Aerin terdiam. Untuk sesaat ia merasakan kehangatan menyelimuti dirinya. Kemudian ia pun terisak dalam pelukan Anson.
Bintang dan bulan adalah saksi bisu keduanya berpelukan, dan saksi bahwa malam ini, Anson tanpa sadar ikut menangis karena Aerin. Pria itu mengusap-usap kepala Aerin lembut, menenangkannya.
Lama keduanya berdiri dalam keadaan seperti itu. Tangisan Aerin mulai berhenti, namun gadis itu masih terisak. Ia sudah lebih tenang dari yang tadi.
Anson cepat-cepat menyeka sisa-sisa air dimatanya. Kalau sampai Aerin tahu dia menangis, mau taruh di mana mukanya coba.
Aerin duluan yang melepaskan pelukan. Lalu suasana berubah menjadi canggung, terutama bagi gadis seperti Aerin.
"Ayo ikut aku," ucap Anson kemudian. Pria itu meraih jemari Aerin lembut, membawanya pergi dari situ.

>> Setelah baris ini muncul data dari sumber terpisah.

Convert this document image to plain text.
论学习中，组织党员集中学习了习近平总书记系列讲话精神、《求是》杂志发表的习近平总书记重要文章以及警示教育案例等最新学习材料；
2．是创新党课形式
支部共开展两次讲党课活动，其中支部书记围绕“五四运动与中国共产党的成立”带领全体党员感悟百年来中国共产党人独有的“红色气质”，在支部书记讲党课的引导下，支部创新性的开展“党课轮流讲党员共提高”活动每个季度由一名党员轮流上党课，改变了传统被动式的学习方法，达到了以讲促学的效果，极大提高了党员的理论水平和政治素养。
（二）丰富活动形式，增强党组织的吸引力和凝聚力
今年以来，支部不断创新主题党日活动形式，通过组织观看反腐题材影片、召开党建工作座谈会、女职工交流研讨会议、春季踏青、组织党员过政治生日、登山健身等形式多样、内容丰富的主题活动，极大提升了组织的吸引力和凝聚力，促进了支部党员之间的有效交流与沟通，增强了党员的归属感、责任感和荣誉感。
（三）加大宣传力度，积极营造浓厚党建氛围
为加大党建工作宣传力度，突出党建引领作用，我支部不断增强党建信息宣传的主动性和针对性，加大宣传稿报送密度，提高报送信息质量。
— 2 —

Beberapa staf yang berpapasan dengan mereka di koridor merasa heran pada keduanya. Mereka membungkuk hormat menyapa Anson, namun tak habis-habis heran melihat mata bengkak Aerin. Aerin sampai menunduk malu di lihat seperti itu.
Anson sendiri merasa tidak peduli lagi kalau semua staf rumah sakit menggosipkannya dengan Aerin. Yang ia pedulikan sekarang hanyalah membawa gadis itu ke tempat yang aman untuk beristirahat.
"Kita mau kemana?" tanya Aerin saat Anson mendorongnya lembut masuk ke dalam mobilnya, tak lupa membantunya memasangkan seatbelt.
"Kau akan tahu nanti." sahut Anson. Pria itu menutup pintu mobil dan berjalan berputar, masuk ke kursi sopir. Sesaat kemudian, mobil sport mahal Anson melaju pergi meninggalkan gedung rumah sakit.